II. — LES FINANCES PONTIFICALES.

Avant 1859, le domaine pontifical était subdivisé en vingt provinces et présentait une superficie de 41,852 kilomètres camés. Les derniers recensemens lui attribuaient une population de 3,125,000 âmes. Le déchirement, qui a aujourd’hui la force du fait accompli, n’a plus laissé au chef de l’église que Rome et ses dépendances, les provinces de Civita-Vecchia, Viterbe, Velletri et Frosinone, moins le duché de Ponte-Corvo, qui en a été détaché. Ainsi réduit, le domaine ecclésiastique ne mesure plus en superficie que 11,650 kilomètres carrés ; on lui attribue une population d’environ 700,000 âmes, et c’est peut-être beaucoup. Dire que le pouvoir temporel a perdu un peu moins des trois quarts de son territoire et un peu plus des trois quarts de ses sujets, ce ne serait pas donner une dée bien exacte de son affaiblissement. Les provinces conservées ne sont ni les plus fertiles ni les plus industrieuses ; c’est là qu’on trouve encore les immenses domaines mis en pâtures, comme les latifundia, si funestes à l’ancienne Rome, et ces marais de mauvais renom dont les rares habitans sont de maigres consommateurs et de pauvres contribuables.
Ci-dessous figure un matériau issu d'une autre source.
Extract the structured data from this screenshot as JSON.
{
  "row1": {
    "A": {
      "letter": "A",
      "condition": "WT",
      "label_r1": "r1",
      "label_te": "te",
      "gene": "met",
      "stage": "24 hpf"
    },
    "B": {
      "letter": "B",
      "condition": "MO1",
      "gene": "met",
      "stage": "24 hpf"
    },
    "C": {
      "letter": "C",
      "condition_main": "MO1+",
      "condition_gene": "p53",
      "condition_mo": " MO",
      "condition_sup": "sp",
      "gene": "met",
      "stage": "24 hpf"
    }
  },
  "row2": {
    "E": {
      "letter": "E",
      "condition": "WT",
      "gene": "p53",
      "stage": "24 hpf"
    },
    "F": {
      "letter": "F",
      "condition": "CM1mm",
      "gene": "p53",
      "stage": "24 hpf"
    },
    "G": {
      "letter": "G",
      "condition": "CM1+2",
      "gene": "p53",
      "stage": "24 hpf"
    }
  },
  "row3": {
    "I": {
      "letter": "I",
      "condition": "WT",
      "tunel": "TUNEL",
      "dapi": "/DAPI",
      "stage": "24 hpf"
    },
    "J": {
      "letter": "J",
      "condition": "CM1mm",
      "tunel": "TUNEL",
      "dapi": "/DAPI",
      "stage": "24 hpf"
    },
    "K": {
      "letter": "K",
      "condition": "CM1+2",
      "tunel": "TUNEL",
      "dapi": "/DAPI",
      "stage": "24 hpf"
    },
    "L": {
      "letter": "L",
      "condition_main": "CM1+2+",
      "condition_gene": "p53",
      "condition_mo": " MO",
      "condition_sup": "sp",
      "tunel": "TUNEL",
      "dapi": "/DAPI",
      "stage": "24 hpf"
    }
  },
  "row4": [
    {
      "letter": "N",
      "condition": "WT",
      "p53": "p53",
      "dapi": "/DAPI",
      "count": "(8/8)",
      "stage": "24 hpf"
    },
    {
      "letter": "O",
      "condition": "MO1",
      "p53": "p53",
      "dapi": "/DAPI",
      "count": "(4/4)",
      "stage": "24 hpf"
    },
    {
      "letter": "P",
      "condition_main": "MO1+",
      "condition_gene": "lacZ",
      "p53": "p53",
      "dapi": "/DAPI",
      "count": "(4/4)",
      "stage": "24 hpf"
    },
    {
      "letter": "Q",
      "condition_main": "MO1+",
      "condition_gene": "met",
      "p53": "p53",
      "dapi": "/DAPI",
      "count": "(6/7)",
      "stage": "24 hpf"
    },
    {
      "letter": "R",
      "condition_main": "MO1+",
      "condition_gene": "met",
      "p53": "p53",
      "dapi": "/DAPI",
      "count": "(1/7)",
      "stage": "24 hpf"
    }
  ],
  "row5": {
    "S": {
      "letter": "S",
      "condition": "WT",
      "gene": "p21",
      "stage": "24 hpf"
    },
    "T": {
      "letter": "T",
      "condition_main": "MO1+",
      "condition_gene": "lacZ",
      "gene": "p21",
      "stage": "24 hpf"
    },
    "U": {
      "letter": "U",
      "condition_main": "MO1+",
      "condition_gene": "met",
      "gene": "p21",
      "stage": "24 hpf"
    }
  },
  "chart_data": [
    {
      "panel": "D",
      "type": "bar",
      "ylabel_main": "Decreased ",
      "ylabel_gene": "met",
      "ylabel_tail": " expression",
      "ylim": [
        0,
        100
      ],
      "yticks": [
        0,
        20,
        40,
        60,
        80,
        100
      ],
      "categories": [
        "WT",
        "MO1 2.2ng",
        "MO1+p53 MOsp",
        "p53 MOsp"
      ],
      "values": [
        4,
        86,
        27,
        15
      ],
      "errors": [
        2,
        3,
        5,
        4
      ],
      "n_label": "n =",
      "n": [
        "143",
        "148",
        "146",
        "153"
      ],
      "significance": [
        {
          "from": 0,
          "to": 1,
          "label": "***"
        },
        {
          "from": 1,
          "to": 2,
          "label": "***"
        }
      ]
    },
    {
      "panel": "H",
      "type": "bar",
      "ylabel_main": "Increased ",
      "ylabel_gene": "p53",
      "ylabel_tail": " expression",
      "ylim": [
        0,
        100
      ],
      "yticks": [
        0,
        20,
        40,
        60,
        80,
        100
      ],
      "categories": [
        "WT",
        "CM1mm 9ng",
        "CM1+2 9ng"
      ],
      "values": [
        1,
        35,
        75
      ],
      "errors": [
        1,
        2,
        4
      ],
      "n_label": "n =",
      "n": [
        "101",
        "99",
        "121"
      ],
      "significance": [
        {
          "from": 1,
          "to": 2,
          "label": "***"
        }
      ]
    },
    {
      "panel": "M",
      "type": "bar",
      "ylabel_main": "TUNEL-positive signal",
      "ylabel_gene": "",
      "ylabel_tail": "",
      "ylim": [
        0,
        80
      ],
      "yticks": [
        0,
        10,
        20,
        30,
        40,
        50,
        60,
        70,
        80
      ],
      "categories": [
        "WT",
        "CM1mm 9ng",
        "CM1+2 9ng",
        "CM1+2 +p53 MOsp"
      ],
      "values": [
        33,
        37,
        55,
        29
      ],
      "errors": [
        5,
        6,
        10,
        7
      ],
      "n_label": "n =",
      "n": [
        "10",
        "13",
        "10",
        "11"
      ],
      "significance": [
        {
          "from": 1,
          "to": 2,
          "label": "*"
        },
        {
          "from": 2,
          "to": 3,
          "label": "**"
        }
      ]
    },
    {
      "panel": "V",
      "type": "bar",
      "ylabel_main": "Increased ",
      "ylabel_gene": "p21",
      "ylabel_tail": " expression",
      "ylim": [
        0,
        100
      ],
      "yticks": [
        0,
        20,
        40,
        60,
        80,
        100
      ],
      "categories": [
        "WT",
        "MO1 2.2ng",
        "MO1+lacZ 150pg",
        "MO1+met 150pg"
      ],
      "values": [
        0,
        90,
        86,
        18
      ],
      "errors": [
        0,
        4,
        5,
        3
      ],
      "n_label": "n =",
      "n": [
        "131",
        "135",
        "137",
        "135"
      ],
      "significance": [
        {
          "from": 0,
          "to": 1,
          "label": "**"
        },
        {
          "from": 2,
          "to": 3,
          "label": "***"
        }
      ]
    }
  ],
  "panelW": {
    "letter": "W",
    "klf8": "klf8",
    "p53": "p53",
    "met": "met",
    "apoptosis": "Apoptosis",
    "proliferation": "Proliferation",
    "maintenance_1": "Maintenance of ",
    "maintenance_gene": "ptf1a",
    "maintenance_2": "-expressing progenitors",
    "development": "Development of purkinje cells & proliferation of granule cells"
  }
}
En dehors de toute considération morale, il y a une question préalable à soulever. Le pouvoir temporel, dans les conditions où il vient d’être placé, peut-il vivre matériellement ? L’expérience des dernières années ne répand aucune lumière sur ce problème ; d’une part, la cour de Rome, pour ne pas avoir l’air de reconnaître les spoliations dont elle se plaint, a voulu maintenir dans ses comptes financiers certaines charges afférentes à ses anciennes provinces : elle affecte notamment d’inscrire à son budget la totalité de l’ancienne dette publique. D’autre part, on a trouvé des ressources mystérieuses dans le denier de saint Pierre et dans plusieurs emprunts. On a donc vécu d’expédiens dans un provisoire qui ne saurait pas se prolonger.

Le budget romain n’a jamais eu ce caractère de précision qui est de rigueur chez les nations qui se respectent. Les bilans financiers, livrés au public sans aucun moyen de contrôle, ne sont que des aperçus où l’on ne saurait distinguer le provisoire du définitif.